Function to Match Error Prone Free-text to Standard School Names
parseSchools finds best matching school name among several possible spellings &
abbreviations. Matches are based on a three stages of parsing:
stage (1) standardizes the text by removing common typos and spelling errors,
stage (2) manually searches for common name variations for the same school,
stage (3) uses an automated text processing algorithm to match the closest
school name from a standardized list.
original_name denotes an Nx1 vector of
university names read from the Grad Cafe.
resolution controls the precision required before an original name is
replaced with the best standardized equivalent. Therefore, very low values
(between 0-5) are cautious selections leading to fewer mis-matches, but more
sparse results. Medium range values (8-12) lead to surprisingly accurate
replacements when the mother processing stages fail. One might expect a few
mis-matched name replacements, but the number of errors should be fairly low.

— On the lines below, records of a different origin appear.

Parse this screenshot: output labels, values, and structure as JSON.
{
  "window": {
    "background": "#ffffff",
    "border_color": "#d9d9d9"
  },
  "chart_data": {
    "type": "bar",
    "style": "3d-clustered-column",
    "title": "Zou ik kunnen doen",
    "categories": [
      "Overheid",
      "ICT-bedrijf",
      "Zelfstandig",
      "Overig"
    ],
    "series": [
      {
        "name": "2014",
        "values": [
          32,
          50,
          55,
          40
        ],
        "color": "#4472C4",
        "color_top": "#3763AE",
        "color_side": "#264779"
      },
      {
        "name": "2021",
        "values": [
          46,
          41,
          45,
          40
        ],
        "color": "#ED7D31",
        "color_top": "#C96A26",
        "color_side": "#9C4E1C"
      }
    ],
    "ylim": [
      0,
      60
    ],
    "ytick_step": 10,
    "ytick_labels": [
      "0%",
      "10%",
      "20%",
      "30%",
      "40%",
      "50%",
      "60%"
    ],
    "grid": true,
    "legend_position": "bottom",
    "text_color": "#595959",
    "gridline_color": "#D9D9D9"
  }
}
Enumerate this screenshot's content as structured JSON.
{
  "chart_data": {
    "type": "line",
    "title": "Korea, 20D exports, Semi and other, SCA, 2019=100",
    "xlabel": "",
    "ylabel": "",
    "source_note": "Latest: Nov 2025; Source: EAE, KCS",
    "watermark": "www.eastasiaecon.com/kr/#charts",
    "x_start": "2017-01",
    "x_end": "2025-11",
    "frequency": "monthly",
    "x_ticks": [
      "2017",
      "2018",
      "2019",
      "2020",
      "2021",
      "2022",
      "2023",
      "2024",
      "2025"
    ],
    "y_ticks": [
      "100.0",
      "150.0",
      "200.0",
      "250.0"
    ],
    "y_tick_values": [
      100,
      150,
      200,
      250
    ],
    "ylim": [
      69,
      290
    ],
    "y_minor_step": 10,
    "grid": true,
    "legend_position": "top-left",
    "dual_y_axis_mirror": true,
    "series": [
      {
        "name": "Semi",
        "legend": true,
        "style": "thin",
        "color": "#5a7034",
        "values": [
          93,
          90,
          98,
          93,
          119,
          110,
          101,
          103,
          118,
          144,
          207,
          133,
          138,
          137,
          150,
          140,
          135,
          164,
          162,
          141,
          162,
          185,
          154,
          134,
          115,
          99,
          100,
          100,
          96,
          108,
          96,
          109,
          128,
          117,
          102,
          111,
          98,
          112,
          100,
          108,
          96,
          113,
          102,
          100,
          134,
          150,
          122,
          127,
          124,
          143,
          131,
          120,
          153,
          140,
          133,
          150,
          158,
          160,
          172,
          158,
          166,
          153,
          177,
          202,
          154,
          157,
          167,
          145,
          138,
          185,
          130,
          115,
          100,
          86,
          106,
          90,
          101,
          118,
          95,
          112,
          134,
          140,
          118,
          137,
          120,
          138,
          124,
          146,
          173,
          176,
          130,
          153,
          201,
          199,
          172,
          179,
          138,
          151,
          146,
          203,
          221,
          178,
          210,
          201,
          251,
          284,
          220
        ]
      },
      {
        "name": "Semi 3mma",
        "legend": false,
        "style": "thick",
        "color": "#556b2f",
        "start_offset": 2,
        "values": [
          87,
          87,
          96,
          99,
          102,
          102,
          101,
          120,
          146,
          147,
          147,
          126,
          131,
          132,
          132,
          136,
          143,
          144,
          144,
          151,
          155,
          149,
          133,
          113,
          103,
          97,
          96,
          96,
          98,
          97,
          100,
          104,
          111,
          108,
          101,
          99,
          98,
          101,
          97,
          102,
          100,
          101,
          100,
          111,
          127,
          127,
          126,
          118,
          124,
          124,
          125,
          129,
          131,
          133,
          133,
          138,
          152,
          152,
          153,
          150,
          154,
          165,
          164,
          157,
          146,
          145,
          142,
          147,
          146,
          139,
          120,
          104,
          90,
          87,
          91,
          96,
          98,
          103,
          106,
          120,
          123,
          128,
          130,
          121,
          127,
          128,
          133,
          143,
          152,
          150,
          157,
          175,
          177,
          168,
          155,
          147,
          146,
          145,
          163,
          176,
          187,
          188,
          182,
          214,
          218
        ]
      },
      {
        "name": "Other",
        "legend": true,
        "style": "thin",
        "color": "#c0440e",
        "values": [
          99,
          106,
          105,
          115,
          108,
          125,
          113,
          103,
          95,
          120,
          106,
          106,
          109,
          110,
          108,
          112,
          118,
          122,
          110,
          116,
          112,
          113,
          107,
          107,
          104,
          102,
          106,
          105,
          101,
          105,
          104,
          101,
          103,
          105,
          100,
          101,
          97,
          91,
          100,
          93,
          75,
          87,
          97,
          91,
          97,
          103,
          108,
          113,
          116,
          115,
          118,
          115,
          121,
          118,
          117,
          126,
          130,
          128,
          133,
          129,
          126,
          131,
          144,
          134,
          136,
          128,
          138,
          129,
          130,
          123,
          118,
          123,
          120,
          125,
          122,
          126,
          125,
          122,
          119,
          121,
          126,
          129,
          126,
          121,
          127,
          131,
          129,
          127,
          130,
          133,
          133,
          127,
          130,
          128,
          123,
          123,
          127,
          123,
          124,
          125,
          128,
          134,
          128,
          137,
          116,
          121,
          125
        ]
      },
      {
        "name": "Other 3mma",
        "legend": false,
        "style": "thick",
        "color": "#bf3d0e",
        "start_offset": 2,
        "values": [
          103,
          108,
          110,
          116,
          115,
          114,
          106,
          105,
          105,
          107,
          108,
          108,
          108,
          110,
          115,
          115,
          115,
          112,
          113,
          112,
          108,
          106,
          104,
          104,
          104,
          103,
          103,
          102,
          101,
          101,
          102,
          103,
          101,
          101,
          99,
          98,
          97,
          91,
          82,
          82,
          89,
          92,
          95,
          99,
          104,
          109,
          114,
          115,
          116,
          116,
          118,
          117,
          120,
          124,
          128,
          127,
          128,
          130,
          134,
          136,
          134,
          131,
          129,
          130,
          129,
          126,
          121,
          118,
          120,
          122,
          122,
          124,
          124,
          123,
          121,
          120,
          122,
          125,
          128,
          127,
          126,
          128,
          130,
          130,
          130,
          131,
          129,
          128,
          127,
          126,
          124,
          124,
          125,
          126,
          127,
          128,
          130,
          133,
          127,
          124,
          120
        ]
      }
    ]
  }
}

Finally, large values (more than 20) practically guarantee that a school name
which is not in our standard dictionary will be replaced with something. Be
weary of such large selections; the potential for many mis-matched replacements
is high. For the test set, the bulk of the nearest matchs were within 10 units
of the original value. Almost none were larger than 30. The default value is 10.
map is a variable controlling whether or not the original school names
are included in the data frame returned by brewdata(). If map=TRUE, then the
returned data includes the parsed names as well as the original. The default
value is map=FALSE.
is the name of the university corresponding to the row of data. parseSchools
normalizes the names reported on the website.
x = c( "university of california--berkeley","university of california--berkly",
"uc berkeley", "berkeley" )
parseSchools( x )